We’ve seen examples that for each data driven discipline there’s a set of specific and elaborated visual models that are used often and repeatedly.
You might think that they are great or that they are bad, but they are the plots being used.
If you try to change them you’ll encounter opposition, because you’ll require your readers to go through a mental burden, when they are exposed to a change to the visual model that they are used to process intuitively.
Data visualization is often processed intuitively. This is its power, that let’s us process complex information with very little cognitive burden.
If you change to much what people expect, you will place a burden on them. They might have a hard time understand the message you are trying to convey, or they might apply the wrong mental model to it, and be misled to wrong conclusions.
Change things gradually and with caution.
When changing the status quo, when you want to apply a new visual model to a known problem, test your changes.
They might be an improvements for you, but be misleading to others.

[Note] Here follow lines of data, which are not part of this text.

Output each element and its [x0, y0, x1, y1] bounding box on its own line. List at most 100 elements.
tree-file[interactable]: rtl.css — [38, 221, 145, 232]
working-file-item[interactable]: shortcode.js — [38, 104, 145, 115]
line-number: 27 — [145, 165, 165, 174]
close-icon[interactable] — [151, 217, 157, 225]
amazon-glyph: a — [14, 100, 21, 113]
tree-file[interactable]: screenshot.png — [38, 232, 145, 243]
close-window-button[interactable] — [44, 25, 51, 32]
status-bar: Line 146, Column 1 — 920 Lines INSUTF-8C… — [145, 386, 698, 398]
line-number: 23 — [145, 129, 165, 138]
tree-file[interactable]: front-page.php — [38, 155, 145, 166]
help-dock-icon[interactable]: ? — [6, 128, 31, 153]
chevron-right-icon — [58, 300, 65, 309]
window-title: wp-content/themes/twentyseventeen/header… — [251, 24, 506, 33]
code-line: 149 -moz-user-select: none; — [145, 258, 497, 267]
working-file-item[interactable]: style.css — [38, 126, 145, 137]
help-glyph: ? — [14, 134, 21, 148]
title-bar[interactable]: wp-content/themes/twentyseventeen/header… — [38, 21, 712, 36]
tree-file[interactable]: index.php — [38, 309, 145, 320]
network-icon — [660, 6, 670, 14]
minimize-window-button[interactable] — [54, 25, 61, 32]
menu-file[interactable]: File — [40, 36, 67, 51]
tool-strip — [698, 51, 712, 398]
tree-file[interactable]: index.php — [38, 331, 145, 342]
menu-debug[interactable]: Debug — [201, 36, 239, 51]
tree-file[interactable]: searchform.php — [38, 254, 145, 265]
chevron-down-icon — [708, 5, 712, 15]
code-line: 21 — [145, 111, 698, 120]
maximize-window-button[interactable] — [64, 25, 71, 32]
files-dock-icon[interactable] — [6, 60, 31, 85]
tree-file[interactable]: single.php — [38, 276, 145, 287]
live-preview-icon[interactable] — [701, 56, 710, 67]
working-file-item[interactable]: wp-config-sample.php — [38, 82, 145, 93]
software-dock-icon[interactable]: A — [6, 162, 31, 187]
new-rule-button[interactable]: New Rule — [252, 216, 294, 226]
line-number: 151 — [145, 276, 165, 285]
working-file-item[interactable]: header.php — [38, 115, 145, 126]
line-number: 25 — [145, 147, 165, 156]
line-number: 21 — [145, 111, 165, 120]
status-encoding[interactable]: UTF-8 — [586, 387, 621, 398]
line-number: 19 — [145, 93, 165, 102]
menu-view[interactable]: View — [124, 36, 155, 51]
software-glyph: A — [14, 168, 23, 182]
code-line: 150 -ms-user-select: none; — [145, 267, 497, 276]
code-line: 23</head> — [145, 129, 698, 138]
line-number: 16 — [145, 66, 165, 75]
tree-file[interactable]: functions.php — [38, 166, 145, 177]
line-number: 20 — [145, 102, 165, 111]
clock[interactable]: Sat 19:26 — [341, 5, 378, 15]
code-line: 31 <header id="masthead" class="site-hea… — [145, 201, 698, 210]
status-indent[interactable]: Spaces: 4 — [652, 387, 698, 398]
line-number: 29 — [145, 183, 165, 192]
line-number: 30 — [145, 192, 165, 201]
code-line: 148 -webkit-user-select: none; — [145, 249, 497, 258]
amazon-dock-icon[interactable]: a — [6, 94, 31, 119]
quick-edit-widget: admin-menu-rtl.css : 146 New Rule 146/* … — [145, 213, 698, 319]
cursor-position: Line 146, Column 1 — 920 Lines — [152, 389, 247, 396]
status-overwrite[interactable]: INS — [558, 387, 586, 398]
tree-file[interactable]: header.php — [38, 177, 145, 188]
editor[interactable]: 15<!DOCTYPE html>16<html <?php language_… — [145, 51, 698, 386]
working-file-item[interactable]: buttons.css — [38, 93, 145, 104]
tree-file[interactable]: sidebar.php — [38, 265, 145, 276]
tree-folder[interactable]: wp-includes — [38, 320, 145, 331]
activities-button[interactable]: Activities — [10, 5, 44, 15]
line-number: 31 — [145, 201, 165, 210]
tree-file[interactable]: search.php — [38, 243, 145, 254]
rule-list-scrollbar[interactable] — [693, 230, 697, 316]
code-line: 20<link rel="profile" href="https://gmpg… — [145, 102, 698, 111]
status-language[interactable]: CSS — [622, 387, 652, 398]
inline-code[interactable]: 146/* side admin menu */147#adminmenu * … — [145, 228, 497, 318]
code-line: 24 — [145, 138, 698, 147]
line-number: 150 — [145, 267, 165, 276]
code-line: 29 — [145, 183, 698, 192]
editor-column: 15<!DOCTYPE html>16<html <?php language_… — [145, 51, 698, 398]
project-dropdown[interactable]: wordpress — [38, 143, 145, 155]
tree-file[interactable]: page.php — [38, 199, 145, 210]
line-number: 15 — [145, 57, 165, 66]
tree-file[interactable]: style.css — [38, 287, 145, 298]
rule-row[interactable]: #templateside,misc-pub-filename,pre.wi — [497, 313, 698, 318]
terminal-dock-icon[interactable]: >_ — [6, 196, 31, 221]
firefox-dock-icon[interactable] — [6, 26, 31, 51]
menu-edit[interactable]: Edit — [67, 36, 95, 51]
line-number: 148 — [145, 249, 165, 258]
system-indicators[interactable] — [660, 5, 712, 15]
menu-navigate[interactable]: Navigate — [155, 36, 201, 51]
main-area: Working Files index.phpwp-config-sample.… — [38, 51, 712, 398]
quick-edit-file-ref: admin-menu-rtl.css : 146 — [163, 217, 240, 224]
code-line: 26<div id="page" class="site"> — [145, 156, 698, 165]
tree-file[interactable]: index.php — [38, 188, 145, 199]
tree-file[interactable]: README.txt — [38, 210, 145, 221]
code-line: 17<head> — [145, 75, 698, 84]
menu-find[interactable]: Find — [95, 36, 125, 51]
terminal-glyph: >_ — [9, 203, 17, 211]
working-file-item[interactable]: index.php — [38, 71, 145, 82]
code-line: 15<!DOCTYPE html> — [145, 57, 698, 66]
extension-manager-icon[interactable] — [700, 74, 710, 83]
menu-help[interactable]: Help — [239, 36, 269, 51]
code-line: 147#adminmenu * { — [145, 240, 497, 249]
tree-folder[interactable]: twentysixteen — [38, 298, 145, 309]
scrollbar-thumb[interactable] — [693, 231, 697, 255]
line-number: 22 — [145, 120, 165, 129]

Your resources will probably fall short of what is needed for a full cognitive test. Nevertheless you can ask your colleagues, coworkers and friends to go through your graphs and give you feedback about what they understand and what they don’t.
Nevertheless, there are fundamental perception experiments that tell us how accurately we tent to read different shapes of visual information.
If you want to study this topic, a great place to start is Kennedy Elliot’s blog post: 39 studies about human perception in 30 minutes.
Recover your graphs from the exercises at the end of section 5 - Better Graphs Part 1.
If you feel is needed, take 30 minutes to improve them, based on what you have learned in this lesson.
Afterwards, go to your colleagues and ask them to read your graphs. →
→ Your colleagues should read your graph and:
Let your colleagues ask you questions and note down the difficulties that they are facing. These are precious information on how to improve your graphs.
Remember, you are NOT testing your colleagues’ skills, you are testing the readability of your graphs.